Publisher and lead collaborator Monica D. Reed has released “I Am The Voice: Advocacy for the Voiceless,” a well-written collaboration of stories to bring awareness to breaking the barriers within families.

Nationwide — I Am The Voice: Advocacy for the Voiceless is the latest creation of publisher Monica D. Reed, an author, speaker, life coach, and a successful entrepreneur. This book is a powerful stand for the change of family, relationship, and social issues that need to be spoken on so that people can genuinely discover their true identity, purpose, and self-worth, achieve personal goals and move on to a life that is fulfilling and authentically by design.

 Am The Voice is an illuminating inspiration written for the readers to realize that everyone owns the potential to fulfill their life’s purpose after they have released the weight of their past. This book is a gentle reminder that no matter how bleak and terrifying the road may have seemed, success will be on the horizon when you discover your pain is now purpose. The book leaves the reader to strive to heal from the hurt and to create change, and begin to live a life full of love, unity, and legacy.

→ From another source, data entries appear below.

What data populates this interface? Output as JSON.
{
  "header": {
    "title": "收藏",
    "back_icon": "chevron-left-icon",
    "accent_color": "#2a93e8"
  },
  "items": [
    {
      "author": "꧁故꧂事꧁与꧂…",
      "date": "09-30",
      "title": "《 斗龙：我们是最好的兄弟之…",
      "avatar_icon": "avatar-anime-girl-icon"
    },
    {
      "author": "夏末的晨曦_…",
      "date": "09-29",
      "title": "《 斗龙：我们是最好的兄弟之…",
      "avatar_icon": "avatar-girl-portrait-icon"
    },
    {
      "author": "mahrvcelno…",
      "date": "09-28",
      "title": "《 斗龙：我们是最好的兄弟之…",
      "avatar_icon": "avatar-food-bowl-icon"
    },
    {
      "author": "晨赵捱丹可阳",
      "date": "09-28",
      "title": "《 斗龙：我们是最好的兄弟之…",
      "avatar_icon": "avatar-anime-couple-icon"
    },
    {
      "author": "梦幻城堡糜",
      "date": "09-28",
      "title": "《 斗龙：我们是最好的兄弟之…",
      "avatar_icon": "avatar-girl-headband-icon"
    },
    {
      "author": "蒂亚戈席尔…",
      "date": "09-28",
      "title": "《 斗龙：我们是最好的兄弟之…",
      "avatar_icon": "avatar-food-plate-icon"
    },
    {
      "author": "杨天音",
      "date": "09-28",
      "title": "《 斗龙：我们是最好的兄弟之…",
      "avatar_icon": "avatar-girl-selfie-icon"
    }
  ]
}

Author Monica shares insightful awareness of some of the challenges that we face within our families and community along with solutions to nurture and elevate the mind, body, and spirit. The book has brought awareness to how our past has truly impacted our lives, contributed to how we build relationships but also to examples of how we can use our story by turning obstacles into opportunities. The collaboration teaches you how to face the hurt of the past, heal the heart, use the journey of life to create purpose, and execute your goals. When you read this book, you will see that your obstacles do not define you and you will learn how to pursue your destiny on purpose.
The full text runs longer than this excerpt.